Further, the thickness of the vapor deposition layer according to any one of the first to third inventions is set to 1 × 10 ⁻¹ nm to ¹ × 10 ⁴ nm, more preferably ¹ nm to 1 × 10 ³ nm, so that the mechanical stability is improved. The uniformity of the entire layer as well as the properties can be further improved.

  The method for producing a multilayer thin film of the present invention 7 has found that the already developed technology for forming a vapor deposition layer using a dry foam film can be applied to a self-supporting multilayer thin film. It is possible.

The reason why it can be multi-layered is not clear, but it is probably because the first layer deposited on the free-standing film serves as an alternative to the dry foam film for some reason and accepts the next deposited layer. . However, it is not certain whether an extremely thin vapor deposition layer can perform the same function as a dry foam film.

  The invention of this application has the characteristics as described above. The embodiment will be described below.

  First, the dry foam film will be described. The inventors of this application have previously discovered that foam membranes formed in micrometer range frames maintain the membrane morphology even when the water is completely dry. Such a membrane was generalized as a foam membrane without a liquid water layer and was named dry foam membrane. The details are reported in Non-Patent Document 3 and Patent Document 1.

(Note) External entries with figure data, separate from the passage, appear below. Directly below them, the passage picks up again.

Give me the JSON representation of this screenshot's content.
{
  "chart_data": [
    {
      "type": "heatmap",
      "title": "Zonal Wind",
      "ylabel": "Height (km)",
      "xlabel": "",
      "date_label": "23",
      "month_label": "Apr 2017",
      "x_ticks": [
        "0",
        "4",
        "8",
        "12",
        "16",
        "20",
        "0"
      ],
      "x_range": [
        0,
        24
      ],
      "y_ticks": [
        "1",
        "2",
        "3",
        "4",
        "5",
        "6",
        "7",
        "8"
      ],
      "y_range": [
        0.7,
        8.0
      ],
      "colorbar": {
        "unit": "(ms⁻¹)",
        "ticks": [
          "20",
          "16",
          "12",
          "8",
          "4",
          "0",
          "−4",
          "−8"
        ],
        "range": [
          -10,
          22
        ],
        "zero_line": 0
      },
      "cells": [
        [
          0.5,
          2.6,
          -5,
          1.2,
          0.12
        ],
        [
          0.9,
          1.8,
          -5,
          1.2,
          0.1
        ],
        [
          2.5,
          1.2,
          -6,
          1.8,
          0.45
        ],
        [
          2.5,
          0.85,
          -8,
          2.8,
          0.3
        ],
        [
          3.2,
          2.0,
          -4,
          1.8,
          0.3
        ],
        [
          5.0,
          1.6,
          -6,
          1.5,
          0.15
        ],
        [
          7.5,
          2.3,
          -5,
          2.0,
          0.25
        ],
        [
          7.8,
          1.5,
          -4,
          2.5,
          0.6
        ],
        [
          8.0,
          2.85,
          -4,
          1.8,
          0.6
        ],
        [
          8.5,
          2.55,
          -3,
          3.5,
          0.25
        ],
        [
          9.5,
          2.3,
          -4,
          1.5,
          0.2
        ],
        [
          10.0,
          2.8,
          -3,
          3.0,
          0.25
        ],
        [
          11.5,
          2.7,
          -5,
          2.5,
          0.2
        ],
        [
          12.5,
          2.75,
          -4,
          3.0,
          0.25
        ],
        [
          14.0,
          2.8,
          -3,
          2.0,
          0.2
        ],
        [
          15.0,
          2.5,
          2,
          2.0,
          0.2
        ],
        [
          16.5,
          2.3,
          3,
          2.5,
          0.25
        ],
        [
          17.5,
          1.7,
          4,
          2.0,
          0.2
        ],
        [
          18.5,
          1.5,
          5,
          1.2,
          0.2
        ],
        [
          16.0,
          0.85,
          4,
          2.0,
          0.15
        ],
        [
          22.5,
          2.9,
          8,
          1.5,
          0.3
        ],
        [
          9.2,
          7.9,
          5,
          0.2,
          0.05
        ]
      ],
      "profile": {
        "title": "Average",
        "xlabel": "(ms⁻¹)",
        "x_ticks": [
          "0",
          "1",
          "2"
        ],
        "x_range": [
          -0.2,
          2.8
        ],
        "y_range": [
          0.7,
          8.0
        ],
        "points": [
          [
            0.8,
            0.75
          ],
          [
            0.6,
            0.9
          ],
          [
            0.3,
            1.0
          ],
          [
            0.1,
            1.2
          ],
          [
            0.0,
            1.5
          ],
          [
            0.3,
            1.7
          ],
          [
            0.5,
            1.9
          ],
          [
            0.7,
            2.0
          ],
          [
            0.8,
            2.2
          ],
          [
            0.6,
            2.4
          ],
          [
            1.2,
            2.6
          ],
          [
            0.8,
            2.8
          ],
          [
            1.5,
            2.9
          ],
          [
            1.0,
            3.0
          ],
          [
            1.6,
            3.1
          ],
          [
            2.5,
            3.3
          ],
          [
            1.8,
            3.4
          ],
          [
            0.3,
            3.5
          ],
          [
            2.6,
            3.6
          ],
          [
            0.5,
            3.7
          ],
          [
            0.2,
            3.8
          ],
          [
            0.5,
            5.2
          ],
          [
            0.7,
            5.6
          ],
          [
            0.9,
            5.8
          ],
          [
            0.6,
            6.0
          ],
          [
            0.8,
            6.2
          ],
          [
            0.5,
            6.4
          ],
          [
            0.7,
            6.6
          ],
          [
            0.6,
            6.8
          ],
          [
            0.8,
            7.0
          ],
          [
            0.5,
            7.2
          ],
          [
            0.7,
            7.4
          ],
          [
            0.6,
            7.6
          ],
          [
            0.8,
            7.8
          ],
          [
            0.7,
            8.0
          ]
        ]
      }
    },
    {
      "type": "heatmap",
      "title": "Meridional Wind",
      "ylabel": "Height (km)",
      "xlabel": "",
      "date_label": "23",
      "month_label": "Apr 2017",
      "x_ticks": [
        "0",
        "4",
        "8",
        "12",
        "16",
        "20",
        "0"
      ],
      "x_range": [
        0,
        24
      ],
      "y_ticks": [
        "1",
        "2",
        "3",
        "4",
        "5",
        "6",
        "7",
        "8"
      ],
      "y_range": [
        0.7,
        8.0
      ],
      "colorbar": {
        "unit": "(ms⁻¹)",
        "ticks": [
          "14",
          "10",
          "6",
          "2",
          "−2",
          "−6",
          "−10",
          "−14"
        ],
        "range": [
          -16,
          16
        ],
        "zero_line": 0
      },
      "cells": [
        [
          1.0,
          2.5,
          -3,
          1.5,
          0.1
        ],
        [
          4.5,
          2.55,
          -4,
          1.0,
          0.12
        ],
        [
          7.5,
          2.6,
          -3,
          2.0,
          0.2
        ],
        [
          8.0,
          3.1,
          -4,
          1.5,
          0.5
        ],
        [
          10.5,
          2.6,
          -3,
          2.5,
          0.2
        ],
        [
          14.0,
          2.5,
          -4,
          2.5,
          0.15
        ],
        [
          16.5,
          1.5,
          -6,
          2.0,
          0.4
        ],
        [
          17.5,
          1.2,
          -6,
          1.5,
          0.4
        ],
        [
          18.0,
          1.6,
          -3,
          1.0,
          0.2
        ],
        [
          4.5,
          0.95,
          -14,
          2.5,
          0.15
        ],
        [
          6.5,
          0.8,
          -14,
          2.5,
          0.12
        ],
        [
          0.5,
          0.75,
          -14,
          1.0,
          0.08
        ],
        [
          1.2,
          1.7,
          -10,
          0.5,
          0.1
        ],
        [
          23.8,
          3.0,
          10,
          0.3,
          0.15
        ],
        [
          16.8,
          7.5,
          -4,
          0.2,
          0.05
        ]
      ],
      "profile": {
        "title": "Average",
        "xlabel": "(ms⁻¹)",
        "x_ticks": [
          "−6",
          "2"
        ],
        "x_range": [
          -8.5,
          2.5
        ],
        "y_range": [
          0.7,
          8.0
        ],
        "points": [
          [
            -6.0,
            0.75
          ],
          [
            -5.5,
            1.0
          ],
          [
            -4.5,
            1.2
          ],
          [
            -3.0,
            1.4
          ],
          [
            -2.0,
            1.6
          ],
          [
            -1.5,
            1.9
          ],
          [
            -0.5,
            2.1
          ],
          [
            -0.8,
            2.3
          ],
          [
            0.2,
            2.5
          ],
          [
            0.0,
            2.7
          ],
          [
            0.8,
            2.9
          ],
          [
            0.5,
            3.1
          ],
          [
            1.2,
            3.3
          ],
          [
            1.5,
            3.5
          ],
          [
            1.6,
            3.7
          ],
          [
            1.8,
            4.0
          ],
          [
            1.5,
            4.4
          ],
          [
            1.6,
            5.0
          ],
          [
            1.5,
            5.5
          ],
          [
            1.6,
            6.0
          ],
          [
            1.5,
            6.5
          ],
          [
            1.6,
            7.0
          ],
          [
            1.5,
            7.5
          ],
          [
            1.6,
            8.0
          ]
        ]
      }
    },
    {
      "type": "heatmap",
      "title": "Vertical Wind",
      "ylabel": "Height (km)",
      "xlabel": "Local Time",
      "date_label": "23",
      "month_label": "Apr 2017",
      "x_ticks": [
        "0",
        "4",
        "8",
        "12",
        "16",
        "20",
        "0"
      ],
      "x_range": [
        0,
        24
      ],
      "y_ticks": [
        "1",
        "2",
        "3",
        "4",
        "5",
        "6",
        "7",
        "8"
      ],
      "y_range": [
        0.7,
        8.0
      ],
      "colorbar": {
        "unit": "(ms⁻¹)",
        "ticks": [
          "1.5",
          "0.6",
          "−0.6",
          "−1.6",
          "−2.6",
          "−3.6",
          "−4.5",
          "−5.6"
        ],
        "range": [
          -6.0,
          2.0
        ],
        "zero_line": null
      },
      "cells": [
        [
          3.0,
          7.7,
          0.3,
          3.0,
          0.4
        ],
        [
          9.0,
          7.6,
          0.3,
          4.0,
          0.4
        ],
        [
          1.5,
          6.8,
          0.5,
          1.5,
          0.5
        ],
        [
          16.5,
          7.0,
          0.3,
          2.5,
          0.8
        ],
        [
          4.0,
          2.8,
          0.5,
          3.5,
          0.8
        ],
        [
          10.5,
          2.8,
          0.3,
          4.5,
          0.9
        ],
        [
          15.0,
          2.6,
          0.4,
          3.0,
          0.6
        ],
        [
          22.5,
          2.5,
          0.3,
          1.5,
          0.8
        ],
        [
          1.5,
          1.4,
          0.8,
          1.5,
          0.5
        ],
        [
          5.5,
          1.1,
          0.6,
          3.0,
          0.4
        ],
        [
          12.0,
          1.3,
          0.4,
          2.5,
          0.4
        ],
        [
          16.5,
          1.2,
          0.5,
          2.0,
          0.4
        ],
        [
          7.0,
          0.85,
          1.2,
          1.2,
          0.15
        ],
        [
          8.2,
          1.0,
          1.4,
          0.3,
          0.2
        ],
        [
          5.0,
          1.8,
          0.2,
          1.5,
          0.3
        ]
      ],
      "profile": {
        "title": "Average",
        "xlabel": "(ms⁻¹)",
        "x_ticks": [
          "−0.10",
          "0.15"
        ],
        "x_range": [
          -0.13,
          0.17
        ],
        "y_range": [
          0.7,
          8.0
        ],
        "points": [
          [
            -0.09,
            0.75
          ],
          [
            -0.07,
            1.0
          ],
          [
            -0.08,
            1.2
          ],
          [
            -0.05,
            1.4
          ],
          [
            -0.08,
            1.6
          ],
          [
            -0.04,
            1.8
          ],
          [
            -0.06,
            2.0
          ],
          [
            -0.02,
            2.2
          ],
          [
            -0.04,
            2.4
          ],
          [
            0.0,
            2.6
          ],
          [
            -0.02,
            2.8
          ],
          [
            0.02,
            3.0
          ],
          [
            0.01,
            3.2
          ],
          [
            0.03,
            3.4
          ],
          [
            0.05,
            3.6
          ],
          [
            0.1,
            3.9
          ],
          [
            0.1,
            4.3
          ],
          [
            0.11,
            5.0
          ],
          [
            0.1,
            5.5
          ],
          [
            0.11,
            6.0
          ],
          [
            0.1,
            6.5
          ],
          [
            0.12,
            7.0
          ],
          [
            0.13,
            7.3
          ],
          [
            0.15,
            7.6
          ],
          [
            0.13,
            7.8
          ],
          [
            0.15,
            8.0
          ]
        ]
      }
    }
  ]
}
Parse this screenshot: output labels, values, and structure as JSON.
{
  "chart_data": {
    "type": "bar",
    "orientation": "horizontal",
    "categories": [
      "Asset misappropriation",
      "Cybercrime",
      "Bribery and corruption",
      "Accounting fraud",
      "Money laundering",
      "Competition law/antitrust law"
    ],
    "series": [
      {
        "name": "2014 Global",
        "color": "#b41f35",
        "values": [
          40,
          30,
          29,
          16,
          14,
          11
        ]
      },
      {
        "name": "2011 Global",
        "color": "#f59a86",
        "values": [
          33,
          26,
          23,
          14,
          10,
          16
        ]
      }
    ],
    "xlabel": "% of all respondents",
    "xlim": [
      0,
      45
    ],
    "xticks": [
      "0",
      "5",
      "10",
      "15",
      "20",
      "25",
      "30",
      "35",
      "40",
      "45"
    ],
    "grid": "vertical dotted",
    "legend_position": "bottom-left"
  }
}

  A dry foam film is formed by evaporating a solvent from a thin film in a liquid state obtained by attaching a dilute surface active molecule solution to the micropores, and the surface is covered with the molecular film of the surface active molecule. It is a featured solid state nano thin film. The surfactant molecule is not particularly limited, but those having an alkyl chain are preferably used. The dry foam film can be prepared from a compound having a surface activity similar to a surface active molecule, and can also be prepared from a solvent other than water. For example, an ethanol solution of a long-chain alkylsilane compound can be used for producing a dry foam film having high stability.

  The dry foam film can exist stably even under an ultra-high vacuum and can be applied to a dry process.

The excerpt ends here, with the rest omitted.